Como tratar a intoxicação por ivermectina?+
Tratamento: a intoxicação por ivermectina é um desafio pois não há antídoto específico — o tratamento é suporte e aceleração da eliminação. Descontaminação (se recente < 4 horas): indução de vômito: apomorfina SC; carvão ativado: 1-4 g/kg VO a cada 4-6 horas (a ivermectina tem circulação entero-hepática — carvão repetido é importante); Suporte intensivo: fluidoterapia: manutenção e suporte da pressão; nutrição enteral: sonda nasoesofágica se coma prolongado; posicionamento: evitar escaras — cão em decúbito; fisioterapia passiva; Tratamento específico — Lipossoma (Intralipid 20%): terapia com emulsão lipídica IV (IVLE — Intravenous Lipid Emulsion); mecanismo: cria um 'compartimento lipídico' no plasma que sequestra a ivermectina (lipofílica) do SNC e do plasma, acelerando a eliminação; protocolo: bolus IV de 1,5 mL/kg de Intralipid 20% seguido de infusão de 0,25 mL/kg/min por 30-60 min; pode ser repetido; reduz drasticamente o tempo de recuperação de semanas para dias; disponibilidade: Intralipid 20% é usado em nutrição parenteral — disponível em hospitais veterinários de referência; Outros suportes: atropina: se bradicardia grave; fisostigmina: controverso — pode ajudar em alguns casos de coma; neostigmina: não recomendado.

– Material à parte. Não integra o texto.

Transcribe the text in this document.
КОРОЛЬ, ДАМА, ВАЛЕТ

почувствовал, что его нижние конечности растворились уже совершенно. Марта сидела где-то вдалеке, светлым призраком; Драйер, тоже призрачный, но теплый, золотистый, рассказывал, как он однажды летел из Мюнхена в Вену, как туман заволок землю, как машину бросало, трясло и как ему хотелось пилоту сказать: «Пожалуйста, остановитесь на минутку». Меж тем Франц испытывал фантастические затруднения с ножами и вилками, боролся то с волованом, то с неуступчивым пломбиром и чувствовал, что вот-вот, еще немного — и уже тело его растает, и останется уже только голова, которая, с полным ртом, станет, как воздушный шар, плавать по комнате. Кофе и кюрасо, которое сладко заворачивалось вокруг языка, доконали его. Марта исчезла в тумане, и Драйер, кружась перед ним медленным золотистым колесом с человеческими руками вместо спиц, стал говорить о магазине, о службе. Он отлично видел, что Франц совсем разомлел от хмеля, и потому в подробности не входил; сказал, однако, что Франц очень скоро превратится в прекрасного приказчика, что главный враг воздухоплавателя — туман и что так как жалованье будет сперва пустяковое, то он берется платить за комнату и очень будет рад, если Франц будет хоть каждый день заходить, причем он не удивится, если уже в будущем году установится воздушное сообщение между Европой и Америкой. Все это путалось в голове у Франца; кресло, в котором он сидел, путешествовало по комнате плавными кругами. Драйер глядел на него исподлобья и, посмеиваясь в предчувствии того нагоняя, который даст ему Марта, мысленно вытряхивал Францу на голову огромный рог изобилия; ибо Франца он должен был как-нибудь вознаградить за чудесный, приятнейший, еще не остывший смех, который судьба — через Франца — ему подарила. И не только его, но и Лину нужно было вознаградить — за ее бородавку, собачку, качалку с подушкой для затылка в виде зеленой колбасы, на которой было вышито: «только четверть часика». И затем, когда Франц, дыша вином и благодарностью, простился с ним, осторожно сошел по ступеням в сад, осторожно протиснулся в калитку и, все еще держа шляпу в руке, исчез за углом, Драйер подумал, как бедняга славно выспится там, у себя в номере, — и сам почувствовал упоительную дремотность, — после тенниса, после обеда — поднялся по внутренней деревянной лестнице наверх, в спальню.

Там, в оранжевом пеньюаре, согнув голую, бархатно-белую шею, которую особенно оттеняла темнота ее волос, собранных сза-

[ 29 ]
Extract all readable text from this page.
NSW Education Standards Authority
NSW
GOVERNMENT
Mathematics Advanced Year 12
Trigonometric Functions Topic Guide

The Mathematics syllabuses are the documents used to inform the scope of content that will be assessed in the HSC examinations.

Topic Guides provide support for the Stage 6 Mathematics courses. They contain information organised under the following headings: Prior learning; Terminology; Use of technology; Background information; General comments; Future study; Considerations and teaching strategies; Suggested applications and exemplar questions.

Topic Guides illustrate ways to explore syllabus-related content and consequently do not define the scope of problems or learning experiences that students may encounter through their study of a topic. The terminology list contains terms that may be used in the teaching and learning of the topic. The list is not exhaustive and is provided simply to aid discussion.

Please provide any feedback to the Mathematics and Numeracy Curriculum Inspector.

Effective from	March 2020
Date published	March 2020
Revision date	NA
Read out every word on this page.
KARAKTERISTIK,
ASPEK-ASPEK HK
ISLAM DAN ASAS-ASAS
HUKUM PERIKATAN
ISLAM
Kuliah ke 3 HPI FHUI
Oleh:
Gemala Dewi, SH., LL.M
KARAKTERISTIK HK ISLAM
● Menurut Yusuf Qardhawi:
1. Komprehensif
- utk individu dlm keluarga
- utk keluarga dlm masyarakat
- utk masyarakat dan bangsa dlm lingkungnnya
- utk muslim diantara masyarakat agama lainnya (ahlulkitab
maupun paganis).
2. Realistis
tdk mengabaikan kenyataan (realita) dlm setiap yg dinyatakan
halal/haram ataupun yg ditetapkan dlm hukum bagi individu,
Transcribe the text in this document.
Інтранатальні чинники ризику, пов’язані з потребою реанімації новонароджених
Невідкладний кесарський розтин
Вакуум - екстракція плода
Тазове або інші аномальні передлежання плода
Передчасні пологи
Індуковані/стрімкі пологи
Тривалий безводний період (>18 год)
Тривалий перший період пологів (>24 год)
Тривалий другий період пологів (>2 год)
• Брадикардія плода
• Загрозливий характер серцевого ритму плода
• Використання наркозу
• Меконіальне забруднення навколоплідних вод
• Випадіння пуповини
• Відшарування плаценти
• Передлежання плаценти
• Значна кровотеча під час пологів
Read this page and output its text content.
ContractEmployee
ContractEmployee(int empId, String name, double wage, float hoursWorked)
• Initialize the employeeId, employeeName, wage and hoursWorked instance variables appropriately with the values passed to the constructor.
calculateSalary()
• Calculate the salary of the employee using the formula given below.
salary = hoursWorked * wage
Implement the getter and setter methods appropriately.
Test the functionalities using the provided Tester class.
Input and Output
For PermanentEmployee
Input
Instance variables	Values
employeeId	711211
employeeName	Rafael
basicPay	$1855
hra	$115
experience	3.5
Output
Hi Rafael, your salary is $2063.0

Como prevenir a intoxicação em raças MDR1 e quais fármacos devem ser evitados?+
Prevenção — fundamental para tutores de raças sensíveis: Teste genético MDR1/ABCB1: disponível para todas as raças em risco; resultado: N/N (normal), N/M (portador), M/M (altamente sensível); Collies e Pastores Americanos devem ser testados antes de qualquer tratamento antiparasitário; Fármacos a evitar ou usar com extrema cautela em M/M: Ivermectina: CONTRAINDICADA em M/M em doses acima de 6 mcg/kg; Moxidectina: similar à ivermectina — cuidado; Milbemicina: menos problemática, mas cautela em M/M; Loperamida (Immodium): antidiarreico — NUNCA usar em M/M (acumula no SNC → coma); Vincristina e outros quimioterápicos: também substratos da P-gp; alguns antibióticos (eritromicina, cetoconazol): inibem a P-gp — podem potencializar outros fármacos. Antiparasitários seguros em MDR1 M/M: praziquantel: seguro; febendazol: seguro; pirantel: seguro; afoxolaner, fluralaner, sarolaner (NexGard, Bravecto, Simparica): aprovados como seguros para MDR1 M/M; Recomendação para veterinários: sempre perguntar a raça antes de prescrever antiparasitários; sempre testar Collies, Pastores Americanos e Shelties antes de qualquer dose de avermectinas.